'Kitle imha silahı görmek istemiyoruz'
Cumhurbaşkanı Abdullah Gül, 'Ortadoğu'da kitle imha silahlarından arındırılmış bir bölge oluşturulması, AGİT benzeri bir yapı ile mümkün olabilir' dedi.
14 Yıl Önce Güncellendi
2012-04-18 22:59:16
Türkiye'nin kimyasal silahların önlenmesinin engellenmesi konusuna önem verdiğini belirten Gül, "Biz Türkiye olarak Kimyasal Silahlar sözleşmesine çok önem veriyoruz. Türkiye her zaman küresel anlamda silahsızlanma ve silahların yayılmasının önlenmesi konusundaki çalışmalara önem vermiştir. Ve bu konudaki konumu ile uluslar arası toplumdaki gayreti bilinmekte ve takdir edilmekte. Bu çerçevede silahların kontrolü, silahların yayılmasının önlenmesi ve silahsızlanma yolu ile uluslar arası güvenlik ve istikrarın arttırılmasına yönelik tüm girişimleri destekliyoruz. Bu amaçla uluslar arası silahların yayılmasını önlenmesi enstrümanlarını ve ihracat kontrol rejimlerine tarafız. Jeostratejik konumumuz nedeniyle Avrupa'da dahil olmak üzere bölgesel ve uluslar arası güvenlik açısından kritik bir öneme sahip bir ülkeyiz. Bu nedenle Türkiye'nin bu alandaki işbirliği ve desteği çok geniş bir coğrafya açısından önemli. Bu geniş coğrafya açısından Doğu Akdeniz, Ege, Balkanlar, Ortadoğu, Kafkaslar, Orta Asya ve Hazar bölgesine kadar giden çok geniş bir alan söz konusu" diye konuştu.

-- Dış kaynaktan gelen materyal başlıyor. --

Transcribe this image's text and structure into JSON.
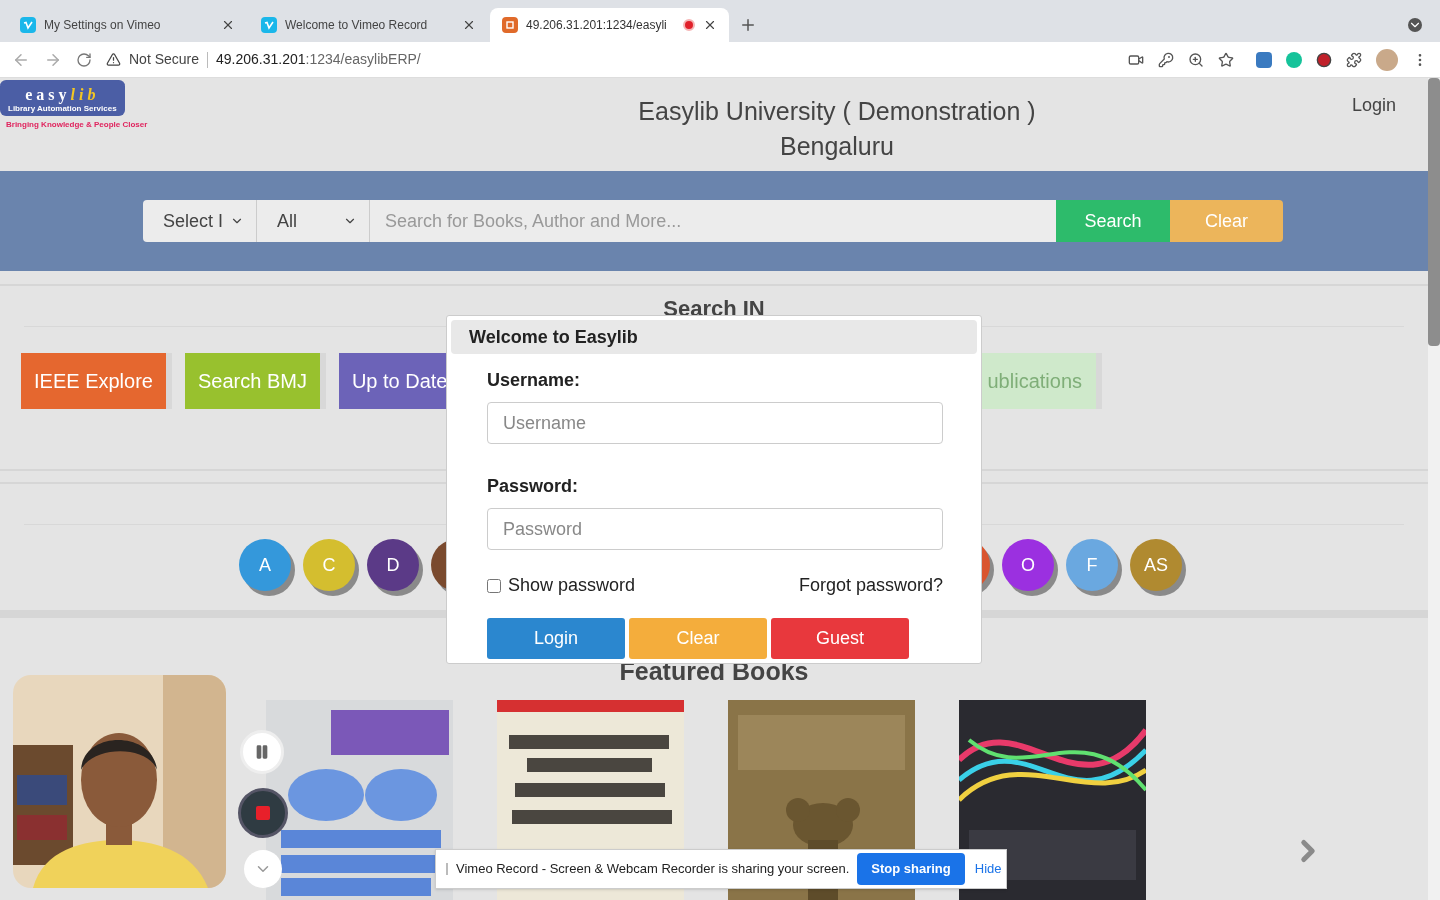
{
  "browser": {
    "tabs": [
      {
        "title": "My Settings on Vimeo",
        "kind": "vimeo",
        "selected": false,
        "recording": false
      },
      {
        "title": "Welcome to Vimeo Record",
        "kind": "vimeo",
        "selected": false,
        "recording": false
      },
      {
        "title": "49.206.31.201:1234/easyli",
        "kind": "site",
        "selected": true,
        "recording": true
      }
    ],
    "security": "Not Secure",
    "url_host": "49.206.31.201",
    "url_rest": ":1234/easylibERP/"
  },
  "header": {
    "logo_word": "easy",
    "logo_word_accent": "lib",
    "logo_sub": "Library Automation Services",
    "logo_tagline": "Bringing Knowledge & People Closer",
    "title": "Easylib University ( Demonstration )",
    "subtitle": "Bengaluru",
    "login": "Login"
  },
  "search": {
    "type_select": "Select I",
    "scope_select": "All",
    "placeholder": "Search for Books, Author and More...",
    "search_button": "Search",
    "clear_button": "Clear"
  },
  "search_in": {
    "heading": "Search IN",
    "resources": [
      {
        "label": "IEEE Explore",
        "color": "#e5672f",
        "faded": false
      },
      {
        "label": "Search BMJ",
        "color": "#98c12e",
        "faded": false
      },
      {
        "label": "Up to Date",
        "color": "#6c63b8",
        "faded": false
      },
      {
        "label": "ublications",
        "color": "#cfe9cb",
        "faded": true
      }
    ]
  },
  "authors": {
    "left": [
      {
        "letter": "A",
        "color": "#3498db"
      },
      {
        "letter": "C",
        "color": "#d4be2f"
      },
      {
        "letter": "D",
        "color": "#5b3a87"
      },
      {
        "color": "#7a4a2e"
      }
    ],
    "right": [
      {
        "color": "#d9552f"
      },
      {
        "letter": "O",
        "color": "#9b30e0"
      },
      {
        "letter": "F",
        "color": "#6aa8e0"
      },
      {
        "letter": "AS",
        "color": "#b08a30"
      }
    ]
  },
  "featured": {
    "heading": "Featured Books"
  },
  "login_dialog": {
    "title": "Welcome to Easylib",
    "username_label": "Username:",
    "username_placeholder": "Username",
    "password_label": "Password:",
    "password_placeholder": "Password",
    "show_password": {
      "label": "Show password",
      "checked": false
    },
    "forgot": "Forgot password?",
    "buttons": [
      {
        "label": "Login",
        "kind": "primary"
      },
      {
        "label": "Clear",
        "kind": "warning"
      },
      {
        "label": "Guest",
        "kind": "danger"
      }
    ]
  },
  "recorder": {
    "share_notice": "Vimeo Record - Screen & Webcam Recorder is sharing your screen.",
    "stop_button": "Stop sharing",
    "hide_link": "Hide"
  }
}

Türkiye'nin bölgesinde güvenlik açısından önemli bir rol oynadığını ve bölgesinde kitle imha silahları görmek istemediğine değinen Gül, "Türkiye 21. yüzyılda uluslar arası güvenlik açısından çok önemli bir rol oynamaktadır. G-20 üyesi olarak aktif bir dış politika yürütmektedir. Demokrasi ile olan tecrübemiz komşu ülkelere önemli bir içgörü sağlamakta ve onlar için önemli bir ilham kaynağı olmakta. Seul'daki nükleer güvenlik zirvesindeki mevcudiyetimiz bizim küresel anlamda silahsızlanmaya ve güvenliğe verdiğimiz önemin çok açık bir kanıtıdır. Ayrıca Türkiye nükleer silahların yayılmasının önlenmesine ilişkin sözleşme konusundaki gözden geçirme konferansında da aktif katılım göstermekte. Ve ayrıca silahların yayılması ve yayılmasını önleme girişimlerine üyedir. Güvenlik ortamının karmaşıklığı nedeniyle biz her türlü kitle imha silahlarından kurtulmak ve her türlü terörizm ve etnik bölücülükten korunmak konusuna önem veriyoruz. Türkiye, kendi bölgesinde herhangi bir kitle imha silahı görmek istememektedir.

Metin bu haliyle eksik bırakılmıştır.